Overall belief in God has declined by 16 percentage points since the survey has been conducted, with 90% of respondents affirming that faith in 2001. 

Similar declines in belief have been recorded regarding the devil, heaven, hell, and angels, with each one seeing double-digit declines in professed believers over the 22 years in question. 

Gallup in its analysis noted that Protestants “are more likely than Catholics to believe in each of the five entities,” though “broad majorities of Catholics still believe in each.”

Unsurprisingly, those who claimed more frequent attendance of religious services reported much higher beliefs in each religious entity or concept. Among those who attend church weekly, 98% said they believed in God, while 92% said they believed in heaven. 

Republicans were significantly more likely than either Democrats or Independents to say they believed in all five categories.
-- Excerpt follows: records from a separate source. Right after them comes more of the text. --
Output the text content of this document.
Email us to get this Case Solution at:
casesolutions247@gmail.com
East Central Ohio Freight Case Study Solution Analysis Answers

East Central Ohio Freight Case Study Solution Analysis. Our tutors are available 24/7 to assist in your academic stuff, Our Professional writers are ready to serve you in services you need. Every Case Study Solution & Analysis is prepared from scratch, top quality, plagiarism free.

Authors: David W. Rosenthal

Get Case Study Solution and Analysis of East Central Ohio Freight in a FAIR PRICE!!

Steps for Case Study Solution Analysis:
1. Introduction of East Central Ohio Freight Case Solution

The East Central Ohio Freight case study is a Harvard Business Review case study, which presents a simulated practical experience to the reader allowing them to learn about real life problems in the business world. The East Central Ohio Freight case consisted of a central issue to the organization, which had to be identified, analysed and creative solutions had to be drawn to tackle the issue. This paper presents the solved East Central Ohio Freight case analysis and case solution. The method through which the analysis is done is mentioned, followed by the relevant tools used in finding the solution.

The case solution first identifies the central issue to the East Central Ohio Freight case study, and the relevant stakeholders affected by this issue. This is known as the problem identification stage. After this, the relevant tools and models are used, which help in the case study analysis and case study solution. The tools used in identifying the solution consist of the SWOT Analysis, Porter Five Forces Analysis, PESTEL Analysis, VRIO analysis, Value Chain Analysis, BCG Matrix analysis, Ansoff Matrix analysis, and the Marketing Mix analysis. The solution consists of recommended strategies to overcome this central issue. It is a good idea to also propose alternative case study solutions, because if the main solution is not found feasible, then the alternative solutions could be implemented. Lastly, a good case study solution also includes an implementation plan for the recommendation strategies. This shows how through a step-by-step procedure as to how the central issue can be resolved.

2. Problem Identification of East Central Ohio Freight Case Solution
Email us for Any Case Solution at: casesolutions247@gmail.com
In total, “about half of Americans, 51%, believe in all five spiritual entities.”

Gallup “has documented sharp declines in church attendance, confidence in organized religion, and religious identification in recent years,” the polling service said, although a Gallup survey from last month saw a slight uptick in church attendance, with that number “the highest found by the pollsters since the start of the COVID-19 pandemic.”

Other polls have shown notably low levels of belief among U.S. Catholics in particular. A RealClear Opinion Research poll last year showed that just half of likely Catholic voters believe in the real presence of Christ in the Eucharist, while over a third never go to confession. A Pew Research Center survey from 2019 found that just one-third of Catholics believe the body and blood of Christ are really and truly present in the bread and wine during Mass.

Nearly half of Catholic respondents in an EWTN poll last year, meanwhile, disagreed with the U.S. Supreme Court’s decision to overturn Roe v. Wade’s nationwide abortion-on-demand precedent, though a nearly similar number supported it. Another Pew poll from last year, meanwhile, found that over half of U.S. Catholics believe abortion should be legal “in all/most cases,” though that number dropped to 30 percent among Catholics who attend Mass weekly.